Finalizo afirmando que a redução de garantias e a antecipação de atos processuais penais sempre pode se mostrar bastante sedutora numa busca por celeridade e justiça efetiva, mas o processo penal não foi feito para ser rápido como num Juizado Especial Cível, mas sim para, depois de provas e debates produzidos por acusação e defesa se chegue a uma conclusão segura acerca do fato imputado, a mais próxima possível da verdade real e além de qualquer dúvida razoável ("beyond any reasonable doubt", common law dos Estados Unidos). Deparando-se o juiz criminal com qualquer dúvida razoável, por menor que seja ela, ainda que convencido em seu íntimo da culpabilidade do réu, o magistrado deve absolvê-lo por falta de provas que amparem uma condenação.

Lucas Noleto, apenas um jovem advogado criminalista.

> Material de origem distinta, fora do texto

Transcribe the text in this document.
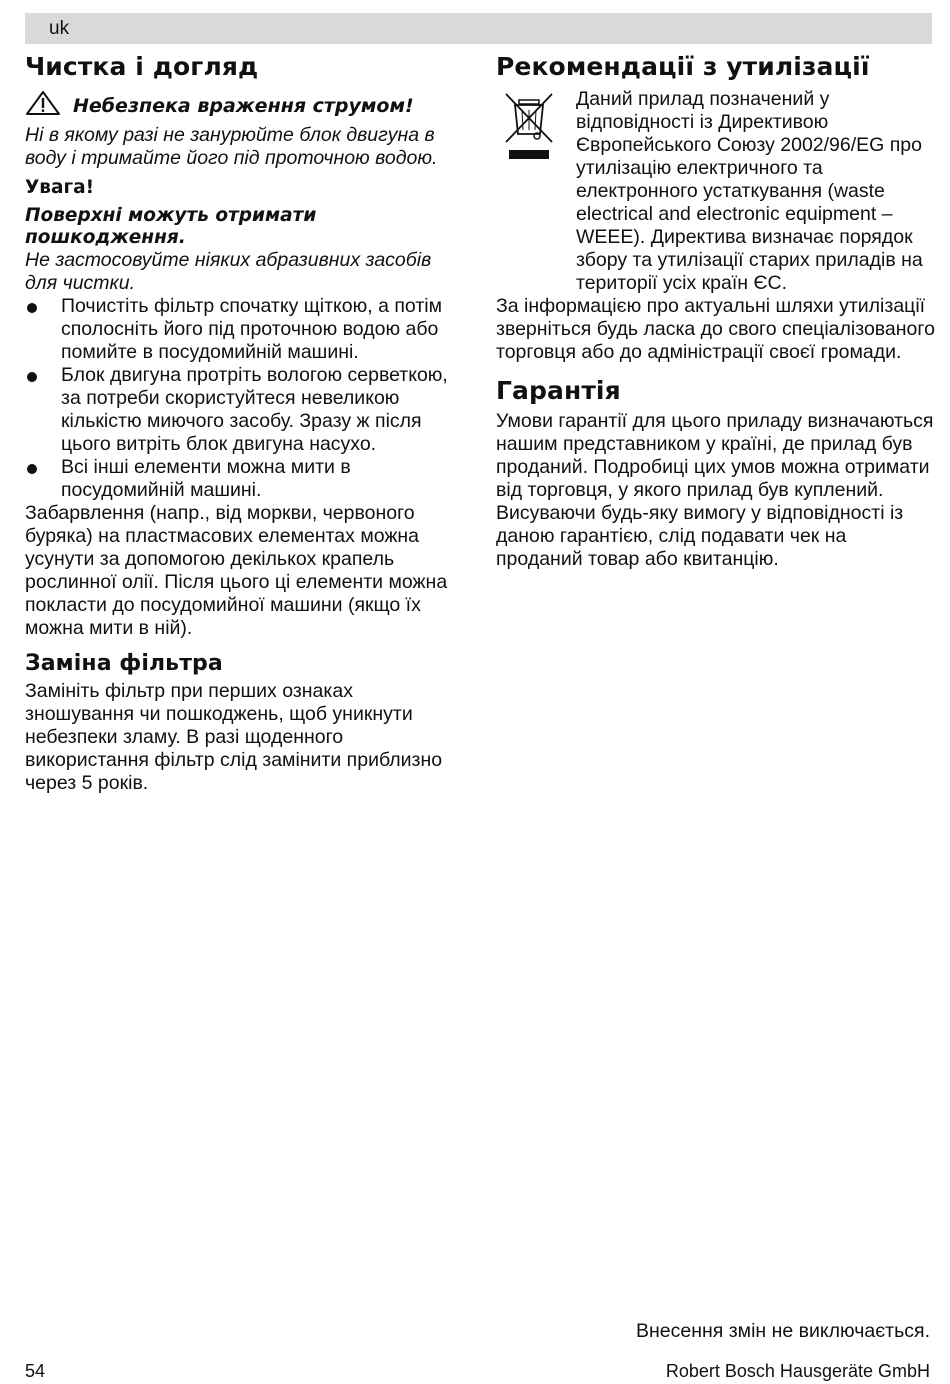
uk
Чистка і догляд
Небезпека враження струмом!

Ні в якому разі не занурюйте блок двигуна в воду і тримайте його під проточною водою.

Увага!

Поверхні можуть отримати пошкодження.

Не застосовуйте ніяких абразивних засобів для чистки.

Почистіть фільтр спочатку щіткою, а потім сполосніть його під проточною водою або помийте в посудомийній машині.
Блок двигуна протріть вологою серветкою, за потреби скористуйтеся невеликою кількістю миючого засобу. Зразу ж після цього витріть блок двигуна насухо.
Всі інші елементи можна мити в посудомийній машині.

Забарвлення (напр., від моркви, червоного буряка) на пластмасових елементах можна усунути за допомогою декількох крапель рослинної олії. Після цього ці елементи можна покласти до посудомийної машини (якщо їх можна мити в ній).

Заміна фільтра

Замініть фільтр при перших ознаках зношування чи пошкоджень, щоб уникнути небезпеки зламу. В разі щоденного використання фільтр слід замінити приблизно через 5 років.

Рекомендації з утилізації

Даний прилад позначений у відповідності із Директивою Європейського Союзу 2002/96/EG про утилізацію електричного та електронного устаткування (waste electrical and electronic equipment – WEEE). Директива визначає порядок збору та утилізації старих приладів на території усіх країн ЄС.

За інформацією про актуальні шляхи утилізації зверніться будь ласка до свого спеціалізованого торговця або до адміністрації своєї громади.

Гарантія

Умови гарантії для цього приладу визначаються нашим представником у країні, де прилад був проданий. Подробиці цих умов можна отримати від торговця, у якого прилад був куплений. Висуваючи будь-яку вимогу у відповідності із даною гарантією, слід подавати чек на проданий товар або квитанцію.

Внесення змін не виключається.
54	Robert Bosch Hausgeräte GmbH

Seguem abaixo doutrinas abalizadas sobre o tema:

Heleno Cláudio Fragoso observa ser esse o mesmo princípio que vigora no Direito Norte Americano, incluindo-se entre as regras do due process of law que:

"Não se pode aplicar a pena sem que a prova exclua qualquer dúvida razoável (any reasonable doubt). Aqui não basta estabelecer sequer uma alta probabilidade, (it is not sufficient to establish a probability even a strong one): é necessário que o fato fique demonstrado de modo a conduzir à certeza moral, que convença ao entendimento, satisfaça a razão e dirija o raciocínio, sem qualquer possibilidade de dúvida (
cf. Kennys, Outlines of Criminal Law, p. 480, 1958)" (Jurisprudência Criminal, v. I, p. nota 446, 4ª ed. Forense, 1982).

Fernando da Costa Tourinho Filho afirma:

"Uma condenação é coisa séria; deixa vestígios indeléveis na pessoa do condenado, que os carregará pelo resto da vida com um anátema. Conscientizados os Juízes desse fato, não podem eles, ainda que, intimamente, considerem o réu culpado, condená-lo, sem a presença de uma prova séria, seja a respeito da autoria, seja sobre a materialidade delitiva." (Código de Processo Penal Comentado, artigo a artigo 393, 4ª edição, p. 637, Saraiva, 1999).

É a lição de Adalberto José Camargo Aranha:

"A condenação criminal somente pode surgir diante de uma certeza quanto à existência do fato punível, da autoria e da culpabilidade do acusado. Uma prova deficiente, incompleta ou contraditória, gera a dúvida e com ela a obrigatoriedade da absolvição, pois milita em favor do acionado criminalmente uma presunção relativa de inocência." (Da prova no processo penal, 3ª ed. atual. e ampl., p. 64/65, Saraiva 1994).

Provar é, no dizer de Julio Fabrini Mirabete:

"produzir um estado de certeza na consciência e mente do juiz, para sua convicção, a respeito da existência ou inexistência de um fato, ou a verdade ou a falsidade de uma afirmação sobre uma situação de fato, que se considera de interesse para uma decisão judicial ou solução de um processo." (Processo Penal, p. 247, Atlas, 1991).

Vale, também, recordar a lição de Malatesta no sentido de que:

"O direito da sociedade só se afirma racionalmente como direito de punir o verdadeiro réu; e para o espírito humano só é verdadeiro o que é certo; por isso, absolvendo-se em caso de dúvida razoável, presta-se homenagem ao direito do acusado, e não se oprime o da sociedade. A pena que atingisse um inocente perturbaria a tranqüilidade social, mais do que teria abalado o crime particular que se pretendesse punir, porquanto todos se sentiriam na possibilidade de serem, por sua vez, vítima de um erro judiciário. Lançai na consciência social a dúvida, por pequena que seja, da aberração da pena, e esta não será mais a segurança dos honestos, mas a grande perturbadora daquela mesma tranqüilidade para cujo restabelecimento foi constituída; não será mais a defensora do direito, e sim a força imane que pode, por sua vez, esmagar o direito imbele" (Lógica das Provas em Matéria Criminal, v. I, p. 14/15, Saraiva, 1960).